Et tes vagues regards où s’est éteint le jour,
Ton épaule superbe au sévère contour,
Tes larges flancs, si beaux dans leur splendeur royale,
Qu’ils brillaient à travers la pourpre orientale :
Et tes seins jaillissants, ces futurs nourriciers,
Des vengeurs de leur mère et des Dieux justiciers,
Tout est marbre ! Un dieu fend la pourpre de ta robe,
Et plus rien désormais aux yeux ne te dérobe !

Que ta douleur est belle, ô marbre sans pareil !

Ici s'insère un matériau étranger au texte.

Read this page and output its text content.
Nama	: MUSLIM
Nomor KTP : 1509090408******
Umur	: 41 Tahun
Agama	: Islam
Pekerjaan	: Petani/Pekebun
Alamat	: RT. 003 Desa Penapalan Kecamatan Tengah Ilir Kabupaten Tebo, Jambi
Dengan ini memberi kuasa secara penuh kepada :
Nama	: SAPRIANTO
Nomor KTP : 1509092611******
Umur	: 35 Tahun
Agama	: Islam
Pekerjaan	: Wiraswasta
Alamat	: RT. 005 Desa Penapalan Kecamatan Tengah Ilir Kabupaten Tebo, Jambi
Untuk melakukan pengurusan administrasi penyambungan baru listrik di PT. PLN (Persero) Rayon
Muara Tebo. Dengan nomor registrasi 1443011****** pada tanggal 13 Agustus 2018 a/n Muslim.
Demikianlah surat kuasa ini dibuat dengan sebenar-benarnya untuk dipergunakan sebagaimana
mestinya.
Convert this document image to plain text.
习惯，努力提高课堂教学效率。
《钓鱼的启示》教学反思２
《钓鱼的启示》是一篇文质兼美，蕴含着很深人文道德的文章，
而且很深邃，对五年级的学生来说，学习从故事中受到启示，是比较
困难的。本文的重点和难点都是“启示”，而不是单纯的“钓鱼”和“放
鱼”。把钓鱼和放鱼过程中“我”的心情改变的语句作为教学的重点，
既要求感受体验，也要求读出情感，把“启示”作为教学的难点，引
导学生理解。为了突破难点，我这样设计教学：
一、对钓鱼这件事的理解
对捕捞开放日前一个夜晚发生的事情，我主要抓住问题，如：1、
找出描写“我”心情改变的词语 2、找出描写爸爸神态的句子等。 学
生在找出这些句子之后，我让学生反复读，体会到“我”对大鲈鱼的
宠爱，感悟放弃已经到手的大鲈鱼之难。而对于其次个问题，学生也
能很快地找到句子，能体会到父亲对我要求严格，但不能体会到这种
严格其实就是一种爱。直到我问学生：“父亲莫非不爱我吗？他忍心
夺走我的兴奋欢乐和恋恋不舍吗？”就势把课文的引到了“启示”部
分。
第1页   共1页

Non, jamais corps divins dorés par le soleil,
Dans les cités d’Hellas jamais blanches statues
De grâce et de jeunesse et d’amour revêtues,
Du sculpteur palpitant songes mélodieux,
Muets à notre oreille et qui chantent aux yeux ;
Jamais fronts doux et fiers où la joie étincelle
N’ont valu ce regard et ce cou qui chancelle,
Ces bras majestueux dans leur geste brisés,
Ces flancs si pleins de vie et d’efforts épuisés,
Ce corps où la beauté, cette flamme éternelle,
Triomphe de la mort et resplendit en elle !

On dirait à te voir, ô marbre désolé,
Que du ciseau sculpteur des larmes ont coulé !
Tu vis, tu vis encor ! Sous ta robe insensible
Ton cœur est dévoré d’un songe indestructible.
Tu vois de tes grands yeux vides comme la nuit
Tes enfants bien-aimés que la haine poursuit.